The Truth, Coexistence and Non-Repetition Commission has taken some steps in terms of contributing to the historical clarification of what happened and promoting and contributing to the recognition of the victims. However, there is still much to be desired with many mechanisms of the Comprehensive System.
Overall, the Peace Accord has seen much less implementation than many had initially hoped. There has been little done in terms of comprehensive rural reform or implementation and verification mechanisms, and the items regarding political participation still have not seen much in terms of implementation. Voter turnout in Colombia remains low and very divided between urban and rural communities. Many conflict-heavy areas are still struggling, such as rural, Afro-descendent and Indigenous communities, despite the Peace Accord’s intent to involve them directly in decisions affecting their communities, an intent which so far has not been implemented.
New Administration, New Challenges
May 2018 saw the election of Ivan Duque as Colombia’s new president, a staunch conservative and protégé of Alvaro Uribe.

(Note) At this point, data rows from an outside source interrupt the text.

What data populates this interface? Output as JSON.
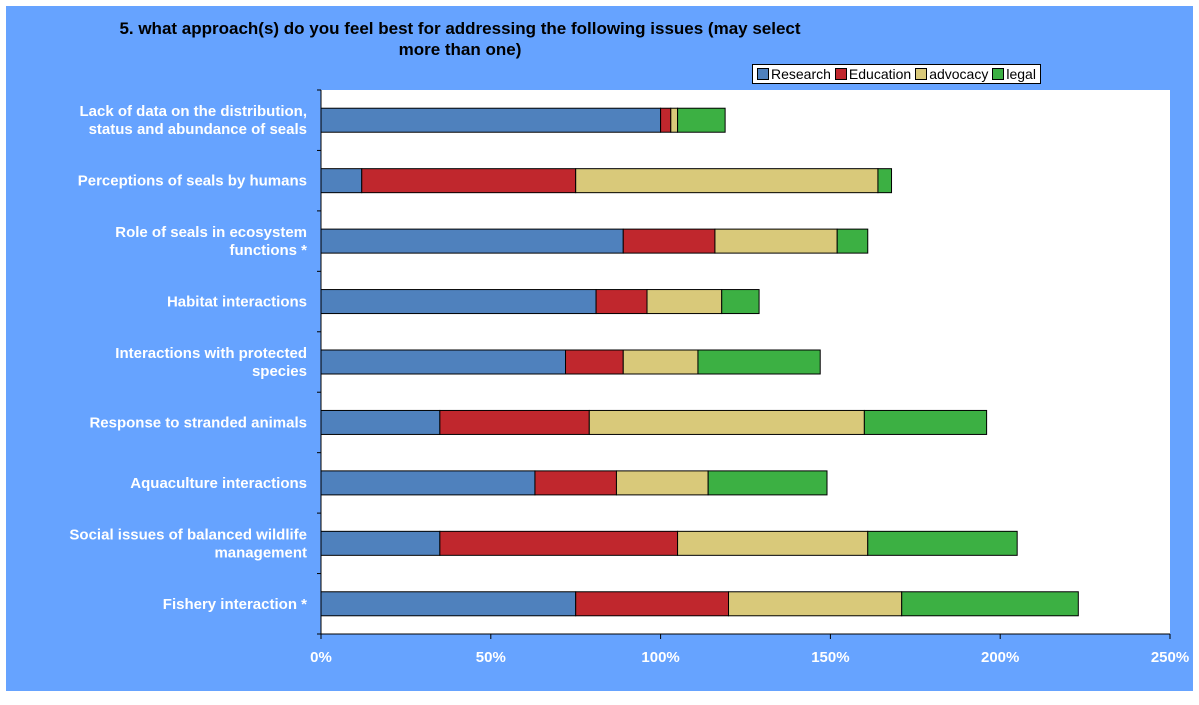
{
  "chart_data": {
    "type": "bar",
    "orientation": "horizontal",
    "stacked": true,
    "title": "5. what approach(s) do you feel best for addressing the following issues (may select more than one)",
    "title_lines": [
      "5. what approach(s) do you feel best for addressing the following issues (may select",
      "more than one)"
    ],
    "categories": [
      {
        "lines": [
          "Lack of data on the distribution,",
          "status and abundance of seals"
        ]
      },
      {
        "lines": [
          "Perceptions of seals by humans"
        ]
      },
      {
        "lines": [
          "Role of seals in ecosystem",
          "functions *"
        ]
      },
      {
        "lines": [
          "Habitat interactions"
        ]
      },
      {
        "lines": [
          "Interactions with protected",
          "species"
        ]
      },
      {
        "lines": [
          "Response to stranded animals"
        ]
      },
      {
        "lines": [
          "Aquaculture interactions"
        ]
      },
      {
        "lines": [
          "Social issues of balanced wildlife",
          "management"
        ]
      },
      {
        "lines": [
          "Fishery interaction *"
        ]
      }
    ],
    "series": [
      {
        "name": "Research",
        "color": "#4f81bd",
        "values": [
          100,
          12,
          89,
          81,
          72,
          35,
          63,
          35,
          75
        ]
      },
      {
        "name": "Education",
        "color": "#c0272d",
        "values": [
          3,
          63,
          27,
          15,
          17,
          44,
          24,
          70,
          45
        ]
      },
      {
        "name": "advocacy",
        "color": "#d9c97a",
        "values": [
          2,
          89,
          36,
          22,
          22,
          81,
          27,
          56,
          51
        ]
      },
      {
        "name": "legal",
        "color": "#3cb043",
        "values": [
          14,
          4,
          9,
          11,
          36,
          36,
          35,
          44,
          52
        ]
      }
    ],
    "xlim": [
      0,
      250
    ],
    "xticks": [
      0,
      50,
      100,
      150,
      200,
      250
    ],
    "xtick_labels": [
      "0%",
      "50%",
      "100%",
      "150%",
      "200%",
      "250%"
    ],
    "grid": false,
    "legend_position": "top-right"
  }
}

One of Duque’s main points during the election was his opposition to the current Peace Accord, something that worries the many proponents of peace in Colombia.
Although Duque cannot completely erase the existing Peace Accord, he can focus on only one part of it or move so slowly to implement it that much of the Accord will remain on paper alone. It remains to be seen if the segment of the Colombian public that wants to see the Peace Accord implemented can bring enough pressure to bear on the Duque administration to push him to do so more quickly and if the international community will be interested enough in the success of the Peace Accord to back them up.